By: Terry R. Yochum, D.C., D.A.C.B.R., Fellow, A.C.C.R., and Chad J. Maola, D.C.
Case History: This 21 year old male complains of lateral ankle pain of one month duration.
Diagnosis: Observer the lytic moth-eaten (permeative) destruction of the distal diametaphysis of the fibula. The initial differential diagnosis was osteomyelitis versus primary malignant tumor. Biopsy confirmed the diagnosis of “Ewing’s tumor”.
Ewing’s sarcoma represents approximately 7% of all primary malignant bone tumors and is the fourth most common primary malignant bone tumor, with myeloma, osteosarcoma and chondrosarcoma occurring more frequently (in decreasing order of incidence). (1)
Age and Sex Distribution
Ewing’s sarcoma is found most commonly in the 10 to 25 year age range, with a peak at 15 years. It is rare before the age of 5 and after the age of 30; 50% of cases occur before the age of 20. Patients in the younger age range (5 to 20 years) usually have lesions in the peripheral skeleton, while those older patients (age 20 to 35) present with axial lesions.
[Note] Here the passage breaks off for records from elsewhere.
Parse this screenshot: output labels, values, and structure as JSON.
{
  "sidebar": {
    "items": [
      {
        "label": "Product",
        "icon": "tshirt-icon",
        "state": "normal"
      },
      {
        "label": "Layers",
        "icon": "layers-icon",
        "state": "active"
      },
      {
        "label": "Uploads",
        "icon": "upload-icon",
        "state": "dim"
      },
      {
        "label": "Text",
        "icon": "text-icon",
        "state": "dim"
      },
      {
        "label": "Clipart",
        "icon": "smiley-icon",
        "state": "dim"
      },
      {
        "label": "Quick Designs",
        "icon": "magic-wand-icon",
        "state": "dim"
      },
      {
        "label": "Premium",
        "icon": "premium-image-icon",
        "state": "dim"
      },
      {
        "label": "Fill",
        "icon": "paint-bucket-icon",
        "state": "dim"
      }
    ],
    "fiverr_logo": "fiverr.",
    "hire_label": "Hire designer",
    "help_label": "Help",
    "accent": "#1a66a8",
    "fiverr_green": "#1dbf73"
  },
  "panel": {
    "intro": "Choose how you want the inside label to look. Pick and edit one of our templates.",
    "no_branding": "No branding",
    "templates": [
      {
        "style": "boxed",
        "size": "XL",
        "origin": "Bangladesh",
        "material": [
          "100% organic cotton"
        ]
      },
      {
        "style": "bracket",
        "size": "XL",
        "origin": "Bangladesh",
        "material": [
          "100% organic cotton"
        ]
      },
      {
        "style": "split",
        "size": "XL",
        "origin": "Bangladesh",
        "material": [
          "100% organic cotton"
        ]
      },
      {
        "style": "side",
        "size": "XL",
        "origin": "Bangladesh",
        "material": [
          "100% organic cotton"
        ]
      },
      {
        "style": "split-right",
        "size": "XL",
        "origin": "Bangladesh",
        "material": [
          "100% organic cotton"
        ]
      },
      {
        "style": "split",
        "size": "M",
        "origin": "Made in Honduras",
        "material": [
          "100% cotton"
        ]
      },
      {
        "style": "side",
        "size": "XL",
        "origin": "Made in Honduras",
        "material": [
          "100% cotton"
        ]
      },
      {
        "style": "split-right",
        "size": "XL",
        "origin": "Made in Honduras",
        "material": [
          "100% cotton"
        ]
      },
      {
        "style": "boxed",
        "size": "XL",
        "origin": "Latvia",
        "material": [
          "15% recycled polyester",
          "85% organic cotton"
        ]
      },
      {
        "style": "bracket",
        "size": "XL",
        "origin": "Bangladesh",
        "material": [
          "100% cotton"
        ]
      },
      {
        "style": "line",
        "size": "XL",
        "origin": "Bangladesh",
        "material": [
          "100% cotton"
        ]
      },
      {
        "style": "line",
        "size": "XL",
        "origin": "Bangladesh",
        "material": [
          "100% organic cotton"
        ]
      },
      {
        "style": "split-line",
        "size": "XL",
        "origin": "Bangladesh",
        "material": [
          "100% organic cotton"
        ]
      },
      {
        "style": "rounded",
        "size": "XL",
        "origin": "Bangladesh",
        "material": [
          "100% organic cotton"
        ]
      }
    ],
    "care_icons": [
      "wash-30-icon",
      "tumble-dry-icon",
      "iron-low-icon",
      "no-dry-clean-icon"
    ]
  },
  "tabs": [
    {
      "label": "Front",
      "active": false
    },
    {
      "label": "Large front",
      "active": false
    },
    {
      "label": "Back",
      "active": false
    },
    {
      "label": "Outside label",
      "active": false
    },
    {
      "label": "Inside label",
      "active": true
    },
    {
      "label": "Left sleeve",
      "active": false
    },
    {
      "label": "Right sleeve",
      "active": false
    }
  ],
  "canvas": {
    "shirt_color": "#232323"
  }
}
There is a 2:1 male to female ratio.
Signs and Symptoms
Localized pain with swelling at the site of the lesion is a consistent presenting complaint. Often, a soft tissue mass is palpable. The pain initially is dull in nature; however, it usually becomes severe and persistent a few months prior to diagnosis. Systemic symptoms of slight to moderate fever, secondary anemia, leukocytosis and increased ESR are common in Ewing’s sarcoma. Ewing’s tumor seems to be the only primary malignant bone tumor with symptoms simulating an infection. Local temperature elevation with dilated veins and associated tenderness accompanies the lesion, thereby suggesting an inflammatory condition. The inflammatory-like symptoms of Ewing’s sarcoma may be explained by the fact that the tumor characteristically outgrows its blood supply, resulting in extensive degeneration and necrosis. With such a clinical presentation, biopsy may be the only means of diagnosis. (1)
Ewing’s sarcoma is seen most frequently in the long tubular bones (50%) and in the flat bones (40%). The lower extremity encompasses the largest portion of the tubular involvement. The femur is most commonly involved (23%) with the tibia, fibula and humerus following (9%). The diaphysis is the classic location for these tumors; however, more cases are being seen affecting the metaphysis and metadiaphyseal region (as seen in this case). (1)
The classic presentation is that of a diaphyseal lesion (usually in the lower extremity), permeative in its appearance, with a wide zone of transition. A delicate, laminated, onion skin or onion peel periosteal response is noted in only 25 to 50% of cases. Cortical saucerization is an early and characteristic sign. This irregular defect effaces the outside of the bone occasionally, exhibiting a marginal scalloping effect. It occurs when the tumor grows through the haversian system and presents subperiosteally. Purely lytic lesions are uncommon, with a mixed lytic and sclerotic pattern predominating in the tubular bones. Approximately 1/3rd of the cases affecting flat bones demonstrate diffuse sclerosis. This diffuse sclerosis represents normal bone formed as a reaction to the tumor cells rather than actual tumor bone. Pathologic fracture is noted in approximately 5% of cases (1)
Periosteal Bone Formation
The delicate parallel, laminated, onion skin or onion peel radiographic presentation is quite striking in its appearance when present. This appearance is caused by the splitting and thickening of the cortex by the tumor cells. The layering is continuous, with reactive ossification in the form of Codman’s triangles occurring frequently. Osteomyelitis, traumatic periostitis, osteosarcoma and malignant lymphoma may also show a Codman’s reactive triangle; therefore, it is not pathognomonic. (1)
Skeletal metastases occur frequently and early, leading to extensive bone destruction. Ewing’s sarcoma is the most common primary malignant bone tumor to metastasize to bone. The spine is a common site for metastasis. Multiple lesions in the one bone occur and are described as skip lesions, a phenomenon also seen in osteosarcoma. Secondary spread to the lungs is also a very common occurrence, with the lung parenchyma and pleura being the favored locations. (1)
Treatment and Prognosis
The 5-year survival rate has been approximately 5% for Ewing’s sarcoma. Radiation therapy rendered in conjunction with effective chemotherapy in lesions detected early is increasing the survival rate. Amputation may still be used in lesions around the knee. A recent study reports a 35% 5-year survival rate in 107 patients. Early detection remains the key to effective treatment and improved prognosis. (1)
- 1. Yochum TR, Rowe LJ: Essentials of Skeletal Radiology, ed 3. Baltimore, Williams & Wilkins, 2005.